Banco, conta do banco, cada vez que passamos um cartão estes dados ficam disponíveis. O mesmo acontece quando se compra algo com cartão de crédito nos estabelecimentos, na rede. Nossa casa está visível no Google.
Nossas preferências também ficam disponíveis a partir do que compramos. Também se pode saber da vida do outro através do seu lixo.
Mas temos muitos segredos . Disponibilizamos nas redes sociais apenas o que nos interessa. O que sinto a cada instante , isso me pertence. Como lido com as minhas emoções mais profundas, com as minhas contradições, isso é meu e não pode ser contabilizado nem roubado nem clonado. É um vento que flutua sobre a minha poesia.
Meu acervo de memória, minhas manias, meus ancestrais, tudo isso é privacidade. O tamanho do meu amor , isso é meu. O medo da morte é meu. A paixão pela vida: minha.
Não tenho medo de que invadam ou roubem a minha privacidade. Eu traço os limites.

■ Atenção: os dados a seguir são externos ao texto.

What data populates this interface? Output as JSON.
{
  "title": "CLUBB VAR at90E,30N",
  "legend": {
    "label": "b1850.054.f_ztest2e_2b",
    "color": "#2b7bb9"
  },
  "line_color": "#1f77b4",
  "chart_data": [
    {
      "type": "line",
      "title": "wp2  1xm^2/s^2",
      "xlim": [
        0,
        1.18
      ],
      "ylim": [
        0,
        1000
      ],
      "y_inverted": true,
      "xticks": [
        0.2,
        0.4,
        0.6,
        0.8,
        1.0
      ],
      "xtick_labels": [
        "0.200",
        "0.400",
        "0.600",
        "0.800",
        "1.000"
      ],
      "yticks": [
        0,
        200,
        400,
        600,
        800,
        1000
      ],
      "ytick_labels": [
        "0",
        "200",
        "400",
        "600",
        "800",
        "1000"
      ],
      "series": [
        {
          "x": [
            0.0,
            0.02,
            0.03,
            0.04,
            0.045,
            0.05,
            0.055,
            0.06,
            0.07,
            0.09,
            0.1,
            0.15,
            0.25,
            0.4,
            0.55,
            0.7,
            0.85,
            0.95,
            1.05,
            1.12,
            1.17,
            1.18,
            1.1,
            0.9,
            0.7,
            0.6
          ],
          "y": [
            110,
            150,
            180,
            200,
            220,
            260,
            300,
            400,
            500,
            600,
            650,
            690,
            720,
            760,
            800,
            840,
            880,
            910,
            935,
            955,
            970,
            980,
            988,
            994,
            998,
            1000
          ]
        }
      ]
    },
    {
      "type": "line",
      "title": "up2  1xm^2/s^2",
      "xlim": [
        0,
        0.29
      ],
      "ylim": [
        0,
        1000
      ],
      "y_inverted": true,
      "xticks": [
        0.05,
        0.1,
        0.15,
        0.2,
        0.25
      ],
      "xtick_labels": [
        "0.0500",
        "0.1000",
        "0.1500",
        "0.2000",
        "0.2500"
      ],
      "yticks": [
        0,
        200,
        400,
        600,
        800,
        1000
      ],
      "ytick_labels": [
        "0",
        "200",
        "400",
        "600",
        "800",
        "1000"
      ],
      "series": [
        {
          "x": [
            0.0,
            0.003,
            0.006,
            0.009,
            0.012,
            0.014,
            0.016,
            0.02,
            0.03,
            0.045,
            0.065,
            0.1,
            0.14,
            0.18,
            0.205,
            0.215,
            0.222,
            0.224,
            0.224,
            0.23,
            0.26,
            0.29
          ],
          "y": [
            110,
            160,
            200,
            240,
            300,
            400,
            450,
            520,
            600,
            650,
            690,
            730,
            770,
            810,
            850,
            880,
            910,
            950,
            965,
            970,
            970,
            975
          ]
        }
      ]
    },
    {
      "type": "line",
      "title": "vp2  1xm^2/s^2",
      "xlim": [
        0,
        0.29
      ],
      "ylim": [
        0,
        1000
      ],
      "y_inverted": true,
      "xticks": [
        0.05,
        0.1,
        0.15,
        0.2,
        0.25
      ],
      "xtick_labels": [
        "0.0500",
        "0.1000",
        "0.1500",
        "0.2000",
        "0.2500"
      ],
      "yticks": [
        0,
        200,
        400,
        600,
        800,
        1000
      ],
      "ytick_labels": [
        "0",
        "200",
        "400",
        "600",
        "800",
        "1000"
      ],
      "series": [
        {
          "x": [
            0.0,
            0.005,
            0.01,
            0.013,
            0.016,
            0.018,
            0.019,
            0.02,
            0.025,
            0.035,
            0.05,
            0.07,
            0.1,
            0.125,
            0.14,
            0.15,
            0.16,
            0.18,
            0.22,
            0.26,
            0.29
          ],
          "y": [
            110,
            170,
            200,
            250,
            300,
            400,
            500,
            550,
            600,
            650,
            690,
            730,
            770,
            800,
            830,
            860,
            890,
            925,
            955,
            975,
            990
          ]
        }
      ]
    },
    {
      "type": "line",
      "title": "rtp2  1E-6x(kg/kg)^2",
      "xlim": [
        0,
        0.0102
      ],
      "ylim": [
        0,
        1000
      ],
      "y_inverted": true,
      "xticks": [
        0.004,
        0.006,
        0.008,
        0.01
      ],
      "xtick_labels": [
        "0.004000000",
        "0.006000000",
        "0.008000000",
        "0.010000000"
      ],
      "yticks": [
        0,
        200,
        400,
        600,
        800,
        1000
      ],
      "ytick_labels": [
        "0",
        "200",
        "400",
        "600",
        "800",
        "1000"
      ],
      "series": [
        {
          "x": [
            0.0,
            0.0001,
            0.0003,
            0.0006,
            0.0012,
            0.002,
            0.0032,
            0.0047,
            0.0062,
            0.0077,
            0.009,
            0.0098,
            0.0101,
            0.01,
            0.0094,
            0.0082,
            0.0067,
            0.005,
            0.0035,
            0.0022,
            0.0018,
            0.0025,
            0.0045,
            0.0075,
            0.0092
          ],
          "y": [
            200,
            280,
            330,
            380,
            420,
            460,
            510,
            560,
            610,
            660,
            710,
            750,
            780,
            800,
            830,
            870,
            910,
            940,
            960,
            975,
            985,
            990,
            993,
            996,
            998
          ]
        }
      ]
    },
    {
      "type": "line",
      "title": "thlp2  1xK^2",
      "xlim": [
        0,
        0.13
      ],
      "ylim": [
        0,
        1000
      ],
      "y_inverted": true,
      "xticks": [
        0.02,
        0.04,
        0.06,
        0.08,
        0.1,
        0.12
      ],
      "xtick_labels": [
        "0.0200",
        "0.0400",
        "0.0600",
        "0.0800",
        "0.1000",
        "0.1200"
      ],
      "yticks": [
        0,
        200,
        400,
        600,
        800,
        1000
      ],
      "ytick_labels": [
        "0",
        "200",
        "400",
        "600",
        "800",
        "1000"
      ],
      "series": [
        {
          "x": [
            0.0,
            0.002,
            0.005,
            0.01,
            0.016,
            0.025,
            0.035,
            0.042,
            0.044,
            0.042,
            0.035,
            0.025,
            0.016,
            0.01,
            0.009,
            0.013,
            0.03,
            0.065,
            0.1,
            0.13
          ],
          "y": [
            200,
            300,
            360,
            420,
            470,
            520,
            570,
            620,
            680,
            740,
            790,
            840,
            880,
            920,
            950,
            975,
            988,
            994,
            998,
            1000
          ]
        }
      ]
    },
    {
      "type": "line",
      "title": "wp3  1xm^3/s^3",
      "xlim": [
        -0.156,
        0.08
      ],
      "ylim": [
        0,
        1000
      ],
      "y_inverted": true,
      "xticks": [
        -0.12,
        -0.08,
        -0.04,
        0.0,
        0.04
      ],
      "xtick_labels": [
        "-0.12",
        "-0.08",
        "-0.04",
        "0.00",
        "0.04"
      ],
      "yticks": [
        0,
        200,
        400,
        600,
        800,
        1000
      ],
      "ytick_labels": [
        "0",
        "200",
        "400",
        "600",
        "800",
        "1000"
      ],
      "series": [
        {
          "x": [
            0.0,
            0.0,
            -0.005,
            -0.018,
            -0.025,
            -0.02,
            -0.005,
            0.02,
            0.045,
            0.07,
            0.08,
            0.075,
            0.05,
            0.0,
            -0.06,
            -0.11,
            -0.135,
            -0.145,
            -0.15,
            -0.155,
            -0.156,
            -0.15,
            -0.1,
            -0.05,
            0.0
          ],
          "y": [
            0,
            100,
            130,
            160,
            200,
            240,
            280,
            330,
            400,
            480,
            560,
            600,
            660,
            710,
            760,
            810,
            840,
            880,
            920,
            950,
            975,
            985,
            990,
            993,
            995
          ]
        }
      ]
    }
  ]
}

segunda-feira, 10 de setembro de 2012

CINCO ESTUDANTES

Sábado recebemos cinco estudantes da Universidade Rural, curso de Comunicação, aqui em casa para um encontro com o Juan Arias . Vieram de Seropedica. Era uma entrevista e uma gravação de vídeo. Foi um belíssimo encontro. As perguntas claras e inteligentes deram ao Juan espaço para falar sobre o jornalismo ao longo do tempo , sobre a liberdade de imprensa, sobre a função do jornalismo: ser a consciência crítica do poder. Pobre dos jornalistas que se acovardam e se vendem.
Era lindo ver aqueles jovens com as mãos e os olhos tão cheios de esperança e futuro.

Quando era criança eu queria ser astrônoma, pois amava as estrelas. Quando jovem quis ser jornalista. Nem uma coisa nem outra: virei poeta. Acho que conciliei as duas vocações, pois escrevo e contemplo as estrelas.